Gmina Kulesze Kościelne is a rural gmina (administrative district) in Wysokie Mazowieckie County, Podlaskie Voivodeship, in north-eastern Poland. Its seat is the village of Kulesze Kościelne, which lies approximately 13 km north of Wysokie Mazowieckie and 46 km west of the regional capital Białystok.

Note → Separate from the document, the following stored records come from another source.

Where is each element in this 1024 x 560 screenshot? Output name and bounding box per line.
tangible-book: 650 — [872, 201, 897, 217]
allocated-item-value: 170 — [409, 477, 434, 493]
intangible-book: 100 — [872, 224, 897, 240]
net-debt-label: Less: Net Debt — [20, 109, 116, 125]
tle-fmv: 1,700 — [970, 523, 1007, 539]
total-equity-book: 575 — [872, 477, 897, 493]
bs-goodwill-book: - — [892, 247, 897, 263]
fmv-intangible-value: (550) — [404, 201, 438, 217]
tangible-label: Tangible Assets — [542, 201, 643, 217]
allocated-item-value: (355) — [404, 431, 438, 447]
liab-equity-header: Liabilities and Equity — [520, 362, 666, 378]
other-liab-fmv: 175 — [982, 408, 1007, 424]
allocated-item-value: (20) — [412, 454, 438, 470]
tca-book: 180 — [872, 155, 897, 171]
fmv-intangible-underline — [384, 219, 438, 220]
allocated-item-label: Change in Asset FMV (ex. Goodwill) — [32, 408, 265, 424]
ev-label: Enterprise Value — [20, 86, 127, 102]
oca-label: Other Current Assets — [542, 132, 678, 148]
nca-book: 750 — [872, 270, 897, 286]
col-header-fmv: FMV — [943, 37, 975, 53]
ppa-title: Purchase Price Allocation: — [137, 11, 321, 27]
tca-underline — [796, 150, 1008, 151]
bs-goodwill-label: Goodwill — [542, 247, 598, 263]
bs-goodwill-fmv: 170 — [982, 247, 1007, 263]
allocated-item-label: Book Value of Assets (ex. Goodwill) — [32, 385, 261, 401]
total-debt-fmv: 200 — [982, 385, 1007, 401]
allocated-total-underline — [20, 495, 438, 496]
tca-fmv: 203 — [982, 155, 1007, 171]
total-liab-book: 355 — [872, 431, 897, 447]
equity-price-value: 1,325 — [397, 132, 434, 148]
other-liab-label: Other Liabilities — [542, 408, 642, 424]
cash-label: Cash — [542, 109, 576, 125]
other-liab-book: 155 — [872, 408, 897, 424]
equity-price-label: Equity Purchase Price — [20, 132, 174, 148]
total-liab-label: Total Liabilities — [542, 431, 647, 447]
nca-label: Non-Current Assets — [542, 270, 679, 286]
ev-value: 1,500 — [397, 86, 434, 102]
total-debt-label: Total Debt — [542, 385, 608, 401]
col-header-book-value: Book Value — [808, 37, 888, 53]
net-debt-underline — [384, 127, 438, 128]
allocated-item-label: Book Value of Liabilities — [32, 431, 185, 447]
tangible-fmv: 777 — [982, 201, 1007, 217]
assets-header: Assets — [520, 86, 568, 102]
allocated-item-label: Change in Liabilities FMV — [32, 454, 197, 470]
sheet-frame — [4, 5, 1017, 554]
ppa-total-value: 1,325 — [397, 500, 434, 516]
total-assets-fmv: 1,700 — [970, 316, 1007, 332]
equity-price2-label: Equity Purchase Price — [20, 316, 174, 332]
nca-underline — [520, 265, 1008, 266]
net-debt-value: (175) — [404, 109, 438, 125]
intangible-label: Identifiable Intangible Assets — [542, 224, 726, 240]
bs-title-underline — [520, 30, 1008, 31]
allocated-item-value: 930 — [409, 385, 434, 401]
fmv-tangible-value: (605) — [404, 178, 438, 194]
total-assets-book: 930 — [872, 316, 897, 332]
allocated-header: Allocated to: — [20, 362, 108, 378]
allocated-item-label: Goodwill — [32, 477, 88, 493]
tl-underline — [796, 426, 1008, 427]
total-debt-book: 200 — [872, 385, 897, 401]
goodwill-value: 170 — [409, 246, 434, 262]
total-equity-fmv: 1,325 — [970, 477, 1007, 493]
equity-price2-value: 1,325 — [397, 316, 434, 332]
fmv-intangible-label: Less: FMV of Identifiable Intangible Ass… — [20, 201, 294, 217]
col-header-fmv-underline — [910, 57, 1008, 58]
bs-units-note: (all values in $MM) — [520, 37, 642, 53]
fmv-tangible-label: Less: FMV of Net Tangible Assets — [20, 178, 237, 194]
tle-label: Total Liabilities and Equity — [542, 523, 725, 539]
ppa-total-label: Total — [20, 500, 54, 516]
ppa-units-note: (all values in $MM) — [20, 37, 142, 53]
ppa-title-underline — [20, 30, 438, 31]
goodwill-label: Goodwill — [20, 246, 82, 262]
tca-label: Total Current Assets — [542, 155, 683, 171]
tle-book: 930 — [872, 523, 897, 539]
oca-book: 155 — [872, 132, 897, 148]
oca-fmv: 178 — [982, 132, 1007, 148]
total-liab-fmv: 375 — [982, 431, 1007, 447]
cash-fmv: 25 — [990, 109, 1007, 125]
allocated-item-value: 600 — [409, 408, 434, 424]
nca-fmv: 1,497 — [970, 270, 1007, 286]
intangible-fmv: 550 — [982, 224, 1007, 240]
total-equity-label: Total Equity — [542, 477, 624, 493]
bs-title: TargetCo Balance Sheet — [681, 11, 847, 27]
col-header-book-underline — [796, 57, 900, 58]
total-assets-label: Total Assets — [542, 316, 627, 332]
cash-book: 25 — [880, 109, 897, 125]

The gmina covers an area of 115.45 km2, and as of 2006 its total population is 3,361 (3,219 in 2013).

==Villages==
Gmina Kulesze Kościelne contains the villages and settlements of Chojane-Bąki, Chojane-Gorczany, Chojane-Pawłowięta, Chojane-Piecki, Chojane-Sierocięta, Chojane-Stankowięta, Czarnowo-Biki, Faszcze, Gołasze Mościckie, Gołasze-Dąb, Grodzkie Szczepanowięta, Kalinowo-Solki, Kulesze Kościelne, Kulesze Podlipne, Kulesze-Litewka, Kulesze-Podawce, Leśniewo-Niedźwiedź, Niziołki-Dobki, Nowe Grodzkie, Nowe Kalinowo, Nowe Wiechy, Nowe Wykno, Stara Litwa, Stare Grodzkie, Stare Kalinowo, Stare Niziołki, Stare Wykno, Stypułki-Giemzino, Tybory Uszyńskie, Wnory-Pażochy, Wnory-Wiechy and Wnory-Wypychy.

==Neighbouring gminas==
Gmina Kulesze Kościelne is bordered by the gminas of Kobylin-Borzymy, Kołaki Kościelne, Rutki, Sokoły and Wysokie Mazowieckie.